Iseyin préserve l’aso-oke tissé à la main malgré la demande mondiale
Iseyin (Nigeria) : l’aso-oke artisanal s’impose face à la demande nationale et internationale
À Iseyin, berceau reconnu de l’aso-oke, les tisserands maintiennent le tissage manuel pour répondre à une demande nationale et à l’international.
Iseyin, berceau de l’aso-oke
À environ 200 km de Lagos, la petite ville d’Iseyin continue de concentrer la production traditionnelle de l’aso-oke, un tissu tissé à la main emblématique du peuple Yoruba. Sous des hangars rudimentaires, à l’ombre des arbres et dans des ruelles étroites, des artisans travaillent sur des métiers à tisser en bois et produisent des bandes étroites qui seront ensuite cousues pour former des tissus destinés aux cérémonies, à la mode et aux accessoires. Le rythme régulier des métiers accompagne une activité qui attire de plus en plus de jeunes et de diplômés venus se former à cet artisanat local.
Production traditionnelle sur métiers à tisser en bois
Le procédé reste largement manuel : préparation des fils, montage sur le métier, tramage et assemblage des bandes. Les motifs serrés et la densité du tissu résultent d’heures de préparation et d’un travail physique soutenu. Les tisserands expliquent que le tissage à la main confère à chaque pièce une texture, un tombé et des irrégularités qui constituent sa valeur patrimoniale et culturelle. Les métiers en bois, souvent réparés et transmis sur plusieurs générations, restent au cœur de cette chaîne de production.

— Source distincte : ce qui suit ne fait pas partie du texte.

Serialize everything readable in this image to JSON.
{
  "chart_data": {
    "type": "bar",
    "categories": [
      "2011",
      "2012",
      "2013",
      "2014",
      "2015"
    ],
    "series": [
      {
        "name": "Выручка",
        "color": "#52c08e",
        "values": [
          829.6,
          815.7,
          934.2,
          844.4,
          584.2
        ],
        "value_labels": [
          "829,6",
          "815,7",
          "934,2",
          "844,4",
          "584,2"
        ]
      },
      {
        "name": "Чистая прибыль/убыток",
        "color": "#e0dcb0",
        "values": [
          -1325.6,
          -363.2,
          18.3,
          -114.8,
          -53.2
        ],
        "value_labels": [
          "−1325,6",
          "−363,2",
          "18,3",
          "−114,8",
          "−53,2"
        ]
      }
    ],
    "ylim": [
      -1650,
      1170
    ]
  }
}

Croissance de la demande nationale et internationale
L’aso-oke connaît une demande croissante au Nigeria et au-delà grâce à la reconnaissance mondiale de la mode nigériane et à l’engouement de la diaspora. Le tissu est désormais présent dans les cérémonies traditionnelles, les collections de créateurs et sur des podiums internationaux. Cette visibilité a transformé l’aso-oke en produit recherché par des clients locaux et étrangers, ce qui augmente la pression sur les ateliers d’Iseyin pour produire davantage tout en conservant l’authenticité du travail manuel.
Jeunes artisans et reconversions économiques
L’essor du marché a attiré de nouveaux profils dans la ville. Des jeunes, parfois titulaires d’un diplôme universitaire, s’orientent vers le tissage comme source de revenus stable. Parmi eux, Waliu Fransisco, 34 ans, qui a quitté une carrière de chanteur à Lagos pour apprendre le métier, décrit un apprentissage exigeant mais rentable : il dit gagner aujourd’hui un revenu décent grâce à la vente de tissus. Pour beaucoup, le tissage symbolise une opportunité économique viable face à un marché de l’emploi incertain.
Approvisionnement en fils et évolutions techniques
Si les techniques de tissage restent traditionnelles, les matériaux ont évolué. De nombreux ateliers utilisent désormais des fils prêts à l’emploi de couleurs variées, majoritairement importés, qui permettent d’élargir la palette chromatique et d’accélérer certaines étapes. Des tisserands interrogés évoquent l’importation de fils en provenance de Chine pour des motifs plus vifs et une uniformité accrue. Néanmoins, la phase de montage des bandes et le tissage conservent leur caractère artisanal, et les ateliers continuent de privilégier le travail manuel pour préserver le rendu final.
Identité culturelle et résistance à la mécanisation
Les artisans d’Iseyin opposent une résistance notable à la mécanisation. Ils affirment que les métiers mécaniques ne reproduisent pas les subtilités et la profondeur des tissus faits à la main. L’aso-oke est perçu non seulement comme un produit commercial mais aussi comme un marqueur identitaire et culturel transmis de génération en génération. Cette dimension patrimoniale explique en partie le refus d’abandonner les méthodes traditionnelles malgré la montée de la demande.
Visibilité internationale et défis logistiques
La reconnaissance extérieure offre des opportunités commerciales mais pose aussi des défis : gestion des commandes à grande échelle, maintien de la qualité, approvisionnement en matières premières et conditions de travail dans des ateliers parfois sommaires. Les tisserands doivent concilier préservation du savoir-faire et exigences d’un marché en expansion, tout en cherchant des voies pour améliorer les revenus sans sacrifier l’authenticité du produit.
L’aso-oke d’Iseyin continue donc d’évoluer entre tradition et marché mondial : la ville reste un centre vital pour la transmission du tissage manuel, tandis que ses artisans cherchent des solutions pour satisfaire une demande croissante sans compromettre l’identité culturelle du tissu.